O primeiro período do conto, sua construção e suas ambiguidades se espraiam pelo texto, porque esta unidade basilar do texto "Signifies" upon, ou seja, signifies sobre e a partir de possibilidades de estereótipos e sobre a própria tessitura e temática do conto. Para se chegar a um entendimento pleno, faz-se necessário partilhar do conhecimento dos estereótipos e de que eles o são. Morrison, em pleno Signifyin(g) Mode, construiu um texto que, ainda hoje, desnuda os preconceitos raciais embutidos nos/as leitores/as.

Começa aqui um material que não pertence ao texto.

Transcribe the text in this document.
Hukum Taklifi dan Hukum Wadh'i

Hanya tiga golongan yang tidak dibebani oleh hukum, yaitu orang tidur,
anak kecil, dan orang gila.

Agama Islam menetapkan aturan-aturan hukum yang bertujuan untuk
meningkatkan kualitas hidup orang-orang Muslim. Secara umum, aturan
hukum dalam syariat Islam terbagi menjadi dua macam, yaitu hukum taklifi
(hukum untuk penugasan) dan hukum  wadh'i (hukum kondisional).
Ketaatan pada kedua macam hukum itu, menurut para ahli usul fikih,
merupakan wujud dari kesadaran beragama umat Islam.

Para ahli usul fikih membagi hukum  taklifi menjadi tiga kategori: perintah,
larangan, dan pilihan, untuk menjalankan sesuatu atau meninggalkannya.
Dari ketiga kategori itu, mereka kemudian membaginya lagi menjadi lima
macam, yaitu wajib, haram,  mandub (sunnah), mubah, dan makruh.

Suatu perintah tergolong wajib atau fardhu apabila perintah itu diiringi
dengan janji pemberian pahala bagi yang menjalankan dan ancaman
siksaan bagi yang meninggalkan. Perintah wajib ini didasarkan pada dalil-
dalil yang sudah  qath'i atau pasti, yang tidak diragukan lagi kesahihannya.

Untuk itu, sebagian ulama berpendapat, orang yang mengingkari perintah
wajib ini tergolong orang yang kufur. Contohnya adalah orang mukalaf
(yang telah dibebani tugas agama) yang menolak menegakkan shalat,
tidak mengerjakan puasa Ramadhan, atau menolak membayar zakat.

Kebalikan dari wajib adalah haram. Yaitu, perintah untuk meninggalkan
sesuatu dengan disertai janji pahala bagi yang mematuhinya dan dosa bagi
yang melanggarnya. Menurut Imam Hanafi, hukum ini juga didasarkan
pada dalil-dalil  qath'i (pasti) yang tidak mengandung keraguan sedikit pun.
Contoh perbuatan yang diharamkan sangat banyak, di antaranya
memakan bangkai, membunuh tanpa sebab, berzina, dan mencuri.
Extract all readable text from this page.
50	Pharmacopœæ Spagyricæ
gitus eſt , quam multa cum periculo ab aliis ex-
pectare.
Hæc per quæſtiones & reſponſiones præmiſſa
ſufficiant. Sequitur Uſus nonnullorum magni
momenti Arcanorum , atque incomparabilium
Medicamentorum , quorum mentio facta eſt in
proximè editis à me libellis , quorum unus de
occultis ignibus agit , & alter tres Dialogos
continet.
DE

Essa faceta do jogo com a ambiguidade dos códigos criados socialmente e explorados pela autora nos interessa de perto também, com as devidas mediações, no caso de Machado de Assis.

"Pai contra mãe" desperta a curiosidade de e causa espanto nos leitores e nas leitoras devido à maneira supostamente crua como Machado apresenta um dado da sociedade fluminense da época. Cândido Neves, com um filho a caminho, dedica-se a capturar escravizados em troca de recompensas e, assim, ir sobrevivendo parcamente. Como resultado narrativo, Neves agarra Arminda, que, ao ser devolvida a seu "dono", sofre um aborto não espontâneo, enquanto Candinho pode voltar para casa com a recompensa e com seu filho recém-nascido em vez de concluir a árdua tarefa, iniciada momentos antes, seguindo conselho de tia Mônica - que custava ao narrador escrever e mais ainda ao pai ouvir -, de deixá-lo na roda dos enjeitados.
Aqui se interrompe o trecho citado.